Multi-Core Markov-Chain Monte Carlo (MC3)

Author:Patricio Cubillos and collaborators (see Collaborators)
Contact:patricio.cubillos[at]oeaw.ac.at
Organizations:University of Central Florida (UCF), Space Research Institute (IWF)
Web Site:https://github.com/pcubillos/MCcubed
Date:Aug 11, 2019

Features

MC3 is a powerful Bayesian-statistics tool that offers:

  • Levenberg-Marquardt least-squares optimization.
  • Markov-chain Monte Carlo (MCMC) posterior-distribution sampling following the:
    • Metropolis-Hastings algorithm with Gaussian proposal distribution,
    • Differential-Evolution MCMC (DEMC), or
    • DEMCzs (Snooker).

The following features are available when running MC3:

  • Execution from the Shell prompt or interactively through the Python interpreter.
  • Single- or multiple-CPU parallel computing.
  • Uniform non-informative, Jeffreys non-informative, or Gaussian-informative priors.
  • Gelman-Rubin convergence test.
  • Share the same value among multiple parameters.
  • Fix the value of parameters to constant values.
  • Correlated-noise estimation with the Time-averaging or the Wavelet-based Likelihood estimation methods.

Note

MC3 works in both Python2.7 and Python3!

Collaborators

All of these people have made a direct or indirect contribution to MCcubed, and in many instances have been fundamental in the development of this package.

  • Patricio Cubillos (UCF, IWF) patricio.cubillos[at]oeaw.ac.at
  • Joseph Harrington (UCF)
  • Nate Lust (UCF)
  • AJ Foster (UCF)
  • Madison Stemm (UCF)
  • Tom Loredo (Cornell)
  • Kevin Stevenson (UCF)
  • Chris Campo (UCF)
  • Matt Hardin (UCF)
  • Ryan Hardy (UCF)
  • Monika Lendl (IWF)
  • Ryan Challener (UCF)
  • Michael Himes (UCF)

Be Kind

Please cite this paper if you found MC3 useful for your research:
Cubillos et al. (2017): On the Correlated-noise Analyses Applied to Exoplanet Light Curves, AJ, 153, 3.

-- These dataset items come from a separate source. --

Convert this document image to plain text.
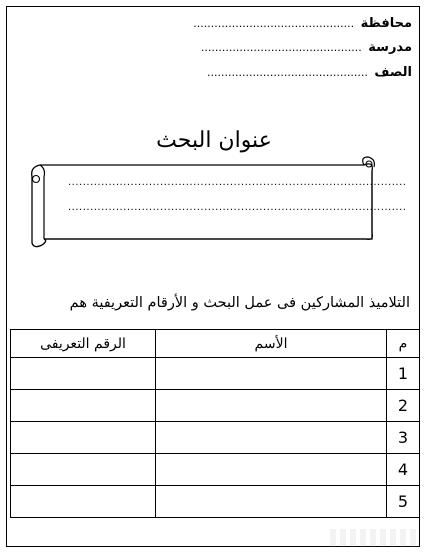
محافظة ..............................................
مدرسة ..............................................
الصف ..............................................
عنوان البحث
............................................................................................
............................................................................................
التلاميذ المشاركين فى عمل البحث و الأرقام التعريفية هم
م	الأسم	الرقم التعريفى
1		
2		
3		
4		
5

We welcome your feedback, but do not necessarily guarantee support. Please send feedback or inquiries to:

MC3 is open-source open-development software under the MIT License.

Thank you for using MC3!

Documentation for Previous Releases

If you have an older version, you can compile these docs, according to your version into a pdf with the following commands:

# cd into MCcubed/docs
make latexpdf

The output pdf docs will be located at .../MCcubed/docs/latex/MC3.pdf.